Все эти скачки, которые я, не желая этого, проиграл в прошлом, но ведь проиграл... Почему же сейчас я смотрю на это настолько по-другому? Почему же меня так воротит, когда я думаю о том, чтобы снова помешать Дэйлайту, даже если отказ будет означать окончательный конец жокейской карьеры?
Когда же я изменился? И как я этого не заметил? Не знаю. У меня просто было ощущение, что я уже слишком далеко зашел, чтобы поворачивать обратно. Слишком далеко зашел по той дороге, по которой не хотел идти.
Я поднялся по лестнице наверх и прочел три отчета детективов об Аманде, поскольку это, в целом, было куда лучше, чем думать о Бриггзе и Гарольде.
Два отчета были от весьма крупных бюро и один от детектива-одиночки, и все три проявили немало изобретательности, получив очень мало результатов. Несомненно, они честно отработали свои деньги. Они пространно объясняли, что они так долго делали и почему ничего не выяснили: все трое, что неудивительно, обнаружили примерно одно и то же.
Никто из них поначалу не мог найти никакого намека на регистрацию рождения девочки. Все они сомневались и не верили в то, что ее можно разыскать, но меня это вовсе не удивляло. Я, когда пытался получить паспорт, вдруг обнаружил, что и сам не имею свидетельства о рождении. Вся эта тягомотина заняла несколько месяцев.
Я знал, как меня зовут, знал имя своей матери, дату рождения и то, что родился в Лондоне.
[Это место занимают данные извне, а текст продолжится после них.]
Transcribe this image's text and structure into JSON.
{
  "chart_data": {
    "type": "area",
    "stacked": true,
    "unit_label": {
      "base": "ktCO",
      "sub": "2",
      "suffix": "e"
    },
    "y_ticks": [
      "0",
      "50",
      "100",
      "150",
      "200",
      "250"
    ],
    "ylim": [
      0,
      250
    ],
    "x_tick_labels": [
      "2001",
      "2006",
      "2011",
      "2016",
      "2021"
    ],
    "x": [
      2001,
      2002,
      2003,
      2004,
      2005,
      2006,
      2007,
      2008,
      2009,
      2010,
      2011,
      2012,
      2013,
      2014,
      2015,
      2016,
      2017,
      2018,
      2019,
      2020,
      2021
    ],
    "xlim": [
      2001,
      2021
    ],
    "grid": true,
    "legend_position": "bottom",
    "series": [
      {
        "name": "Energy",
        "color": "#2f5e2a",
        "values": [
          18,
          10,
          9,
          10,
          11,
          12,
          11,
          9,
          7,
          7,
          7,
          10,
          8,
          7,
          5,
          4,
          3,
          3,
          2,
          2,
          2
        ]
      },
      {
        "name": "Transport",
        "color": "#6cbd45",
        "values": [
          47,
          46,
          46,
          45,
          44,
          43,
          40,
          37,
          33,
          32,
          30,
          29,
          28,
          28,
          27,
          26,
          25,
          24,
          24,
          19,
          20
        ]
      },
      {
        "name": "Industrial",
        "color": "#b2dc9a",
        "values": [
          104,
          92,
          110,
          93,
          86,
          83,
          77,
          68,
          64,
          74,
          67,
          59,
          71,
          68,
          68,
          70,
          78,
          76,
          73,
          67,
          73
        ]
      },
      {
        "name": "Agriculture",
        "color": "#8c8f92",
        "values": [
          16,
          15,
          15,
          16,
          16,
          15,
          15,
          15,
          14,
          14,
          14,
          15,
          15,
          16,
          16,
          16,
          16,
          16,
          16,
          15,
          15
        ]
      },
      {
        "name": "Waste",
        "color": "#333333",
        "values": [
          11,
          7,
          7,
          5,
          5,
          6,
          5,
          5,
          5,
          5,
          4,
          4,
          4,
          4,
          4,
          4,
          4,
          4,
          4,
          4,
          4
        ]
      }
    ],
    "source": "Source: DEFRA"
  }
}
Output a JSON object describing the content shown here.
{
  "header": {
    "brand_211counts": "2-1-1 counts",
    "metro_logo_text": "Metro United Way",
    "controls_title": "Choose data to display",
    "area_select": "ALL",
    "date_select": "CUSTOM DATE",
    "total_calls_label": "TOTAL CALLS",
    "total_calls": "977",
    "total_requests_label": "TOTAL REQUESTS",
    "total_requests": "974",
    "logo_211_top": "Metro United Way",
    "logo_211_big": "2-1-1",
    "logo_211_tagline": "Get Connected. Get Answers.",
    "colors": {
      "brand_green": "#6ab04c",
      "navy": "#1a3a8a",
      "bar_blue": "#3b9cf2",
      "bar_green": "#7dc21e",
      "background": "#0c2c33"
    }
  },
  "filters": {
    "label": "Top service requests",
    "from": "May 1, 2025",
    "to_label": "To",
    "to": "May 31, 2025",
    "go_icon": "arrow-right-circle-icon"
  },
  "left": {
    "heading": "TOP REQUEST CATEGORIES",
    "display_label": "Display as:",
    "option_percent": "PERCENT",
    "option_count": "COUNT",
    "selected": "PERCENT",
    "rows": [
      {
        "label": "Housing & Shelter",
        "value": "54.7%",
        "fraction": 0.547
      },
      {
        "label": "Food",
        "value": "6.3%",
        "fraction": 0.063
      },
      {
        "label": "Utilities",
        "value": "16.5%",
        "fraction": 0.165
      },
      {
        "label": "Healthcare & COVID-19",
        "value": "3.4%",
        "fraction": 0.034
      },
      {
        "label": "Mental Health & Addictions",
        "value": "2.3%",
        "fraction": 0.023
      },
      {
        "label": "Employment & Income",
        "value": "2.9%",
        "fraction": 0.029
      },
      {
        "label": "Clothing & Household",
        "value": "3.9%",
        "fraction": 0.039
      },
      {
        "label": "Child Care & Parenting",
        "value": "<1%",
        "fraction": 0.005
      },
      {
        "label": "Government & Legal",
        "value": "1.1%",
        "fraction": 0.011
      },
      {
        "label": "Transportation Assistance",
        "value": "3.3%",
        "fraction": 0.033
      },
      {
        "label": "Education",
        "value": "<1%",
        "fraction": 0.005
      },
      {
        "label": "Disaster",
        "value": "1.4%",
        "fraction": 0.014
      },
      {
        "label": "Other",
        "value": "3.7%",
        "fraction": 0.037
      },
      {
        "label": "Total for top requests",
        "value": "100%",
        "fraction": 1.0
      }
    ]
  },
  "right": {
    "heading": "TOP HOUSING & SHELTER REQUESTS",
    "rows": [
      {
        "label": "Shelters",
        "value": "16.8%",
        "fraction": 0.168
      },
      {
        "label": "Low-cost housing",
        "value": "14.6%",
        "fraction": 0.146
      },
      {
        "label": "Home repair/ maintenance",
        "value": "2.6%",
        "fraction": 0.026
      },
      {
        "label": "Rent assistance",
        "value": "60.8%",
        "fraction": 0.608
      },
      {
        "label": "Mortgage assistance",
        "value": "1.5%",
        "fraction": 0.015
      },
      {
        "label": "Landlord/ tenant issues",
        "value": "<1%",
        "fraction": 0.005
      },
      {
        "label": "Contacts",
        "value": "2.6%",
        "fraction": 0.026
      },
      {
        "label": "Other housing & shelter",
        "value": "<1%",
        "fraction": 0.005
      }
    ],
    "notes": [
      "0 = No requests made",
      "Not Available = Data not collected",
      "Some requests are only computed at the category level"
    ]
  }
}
Однако официально меня не существовало.
— Но я же есть, — протестовал я, и мне сказали:
— Да, но ведь у вас нет бумаги с подтверждением этого, так?
И были свидетельские показания, тонны и километры бумаги, и когда я получил разрешение поехать во Францию, я уже пропустил тамошние скачки.
Все детективы перерыли Сомерсет-хауз в поисках записей об Аманде Нор, возраст между десятью и двадцатью пятью, рожденной, вероятно, в Суссексе. Несмотря на ее необычное имя, все они потерпели неудачу.
Я цыкнул зубом, подумав, что смог бы поточнее определить ее возраст.